You’d figure the same NY Post columnist who lambasted Orestes Destrade for calling Manny Ramirez “the consummate professional” would be the last guy on earth to lionize a me-first reliever whose sullen critiques of teammates, paying customers and his own manager have scaled the heights of self-importance. But that’s the wild, unpredictable Phil Mushnick for you, today declaring his devotion to Mets closer Billy Wagner.

Country Time has agreed to do a weekly radio spot on Michael Kay’s ESPN 1050 show. Beware, gushes Phil, tough talking Wagner “will say something that causes anything from a stir to a calamity. It’s a virtual lock.”


Wagner is a terrific interview. Ask him a question and he answers it candidly and almost always in some detail. He can’t help himself. Those kinds of answers made issues when he pitched for the Phillies and they’ve caused some heat in his two years with the Mets.

Wagner’s pre-game sessions with Ed Coleman on WFAN have been special. Coleman asks him a question – any question – and Coleman could leave to do his taxes and get back before Wagner’s done.

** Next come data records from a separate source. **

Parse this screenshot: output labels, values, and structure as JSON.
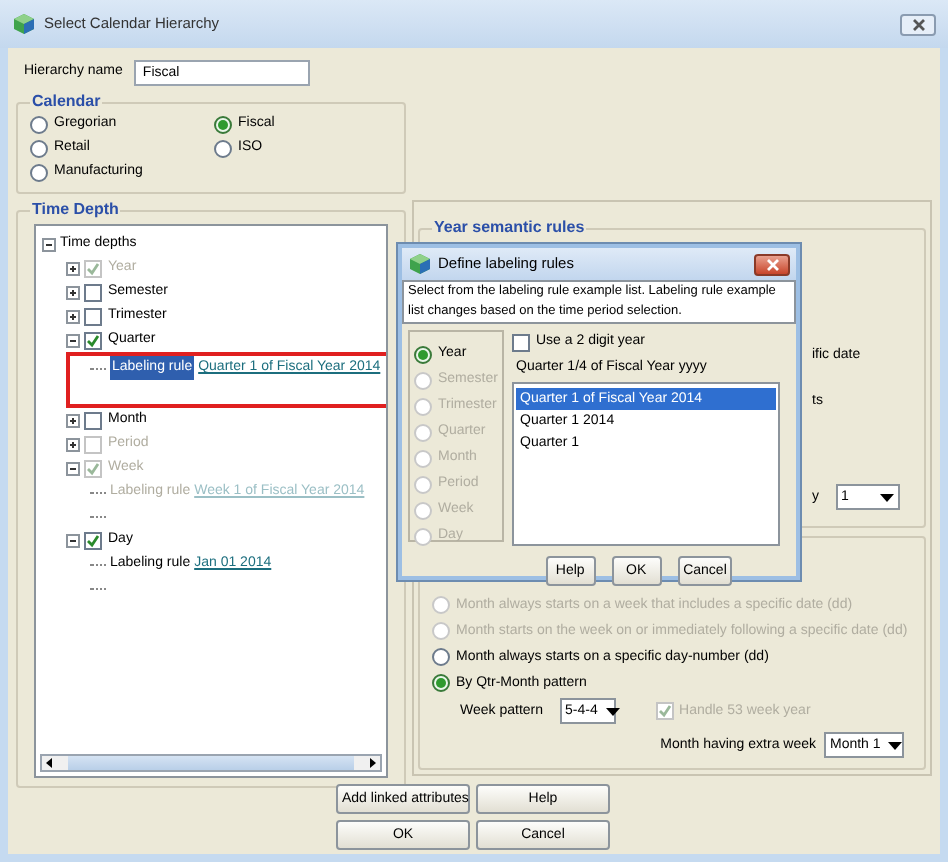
{
  "window": {
    "title": "Select Calendar Hierarchy"
  },
  "hierarchy_name": {
    "label": "Hierarchy name",
    "value": "Fiscal"
  },
  "calendar": {
    "title": "Calendar",
    "options": [
      {
        "label": "Gregorian",
        "selected": false
      },
      {
        "label": "Retail",
        "selected": false
      },
      {
        "label": "Manufacturing",
        "selected": false
      },
      {
        "label": "Fiscal",
        "selected": true
      },
      {
        "label": "ISO",
        "selected": false
      }
    ]
  },
  "time_depth": {
    "title": "Time Depth",
    "tree": {
      "label": "Time depths",
      "expanded": true,
      "children": [
        {
          "label": "Year",
          "checked": true,
          "disabled": true,
          "expanded": false
        },
        {
          "label": "Semester",
          "checked": false,
          "disabled": false,
          "expanded": false
        },
        {
          "label": "Trimester",
          "checked": false,
          "disabled": false,
          "expanded": false
        },
        {
          "label": "Quarter",
          "checked": true,
          "disabled": false,
          "expanded": true,
          "children": [
            {
              "kind": "rule",
              "label": "Labeling rule",
              "value": "Quarter 1 of Fiscal Year 2014",
              "selected": true,
              "disabled": false,
              "annotated": true
            }
          ]
        },
        {
          "label": "Month",
          "checked": false,
          "disabled": false,
          "expanded": false
        },
        {
          "label": "Period",
          "checked": false,
          "disabled": true,
          "expanded": false
        },
        {
          "label": "Week",
          "checked": true,
          "disabled": true,
          "expanded": true,
          "children": [
            {
              "kind": "rule",
              "label": "Labeling rule",
              "value": "Week 1 of Fiscal Year 2014",
              "selected": false,
              "disabled": true,
              "annotated": false
            }
          ]
        },
        {
          "label": "Day",
          "checked": true,
          "disabled": false,
          "expanded": true,
          "children": [
            {
              "kind": "rule",
              "label": "Labeling rule",
              "value": "Jan 01 2014",
              "selected": false,
              "disabled": false,
              "annotated": false
            }
          ]
        }
      ]
    }
  },
  "semantic_rules": {
    "title": "Year semantic rules",
    "fragments": [
      "ific date",
      "ts"
    ],
    "dropdown_label": "y",
    "dropdown_value": "1"
  },
  "month_rules": {
    "options": [
      {
        "label": "Month always starts on a week that includes a specific date (dd)",
        "selected": false,
        "disabled": true
      },
      {
        "label": "Month starts on the week on or immediately following a specific date (dd)",
        "selected": false,
        "disabled": true
      },
      {
        "label": "Month always starts on a specific day-number (dd)",
        "selected": false,
        "disabled": false
      },
      {
        "label": "By Qtr-Month pattern",
        "selected": true,
        "disabled": false
      }
    ],
    "week_pattern": {
      "label": "Week pattern",
      "value": "5-4-4"
    },
    "handle_53": {
      "label": "Handle 53 week year",
      "checked": true,
      "disabled": true
    },
    "extra_week": {
      "label": "Month having extra week",
      "value": "Month 1"
    }
  },
  "buttons": [
    "Add linked attributes",
    "Help",
    "OK",
    "Cancel"
  ],
  "labeling_dialog": {
    "title": "Define labeling rules",
    "description": "Select from the labeling rule example list. Labeling rule example list changes based on the time period selection.",
    "periods": [
      {
        "label": "Year",
        "selected": true,
        "disabled": false
      },
      {
        "label": "Semester",
        "selected": false,
        "disabled": true
      },
      {
        "label": "Trimester",
        "selected": false,
        "disabled": true
      },
      {
        "label": "Quarter",
        "selected": false,
        "disabled": true
      },
      {
        "label": "Month",
        "selected": false,
        "disabled": true
      },
      {
        "label": "Period",
        "selected": false,
        "disabled": true
      },
      {
        "label": "Week",
        "selected": false,
        "disabled": true
      },
      {
        "label": "Day",
        "selected": false,
        "disabled": true
      }
    ],
    "two_digit_year": {
      "label": "Use a 2 digit year",
      "checked": false
    },
    "format": "Quarter 1/4 of Fiscal Year yyyy",
    "examples": [
      {
        "label": "Quarter 1 of Fiscal Year 2014",
        "selected": true
      },
      {
        "label": "Quarter 1 2014",
        "selected": false
      },
      {
        "label": "Quarter 1",
        "selected": false
      }
    ],
    "buttons": [
      "Help",
      "OK",
      "Cancel"
    ]
  }
}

It’s like when a disc jockey plays the FM version of In-A-Gadda-Da-Vida.

Wagner pitches hard, dies hard. The Mets have some players who don’t always play hard. The guess here is that when asked about something like that, he’ll eschew the politically evasive answer to say what he thinks. And it’ll make for headlines and talk show chow. Just wait; you’ll see.

As always, I appreciate Phil’s timely cultural references, and look forward to a future column where a Tim McCarver monologue is unfavorably compared to Joe Walsh’s “Life’s Been Good To Me”. There have been no shortage of allusions since last September that certain Mets vets —- usually those named Beltran and Delgado — should’ve taken a harder public stance in the midst of the club’s historic collapse. Wagner, easily the most deocrated member of the Mets’ bullpen, is apparently immune from such criticism so long as he bitches to a radio host after the dust has cleared.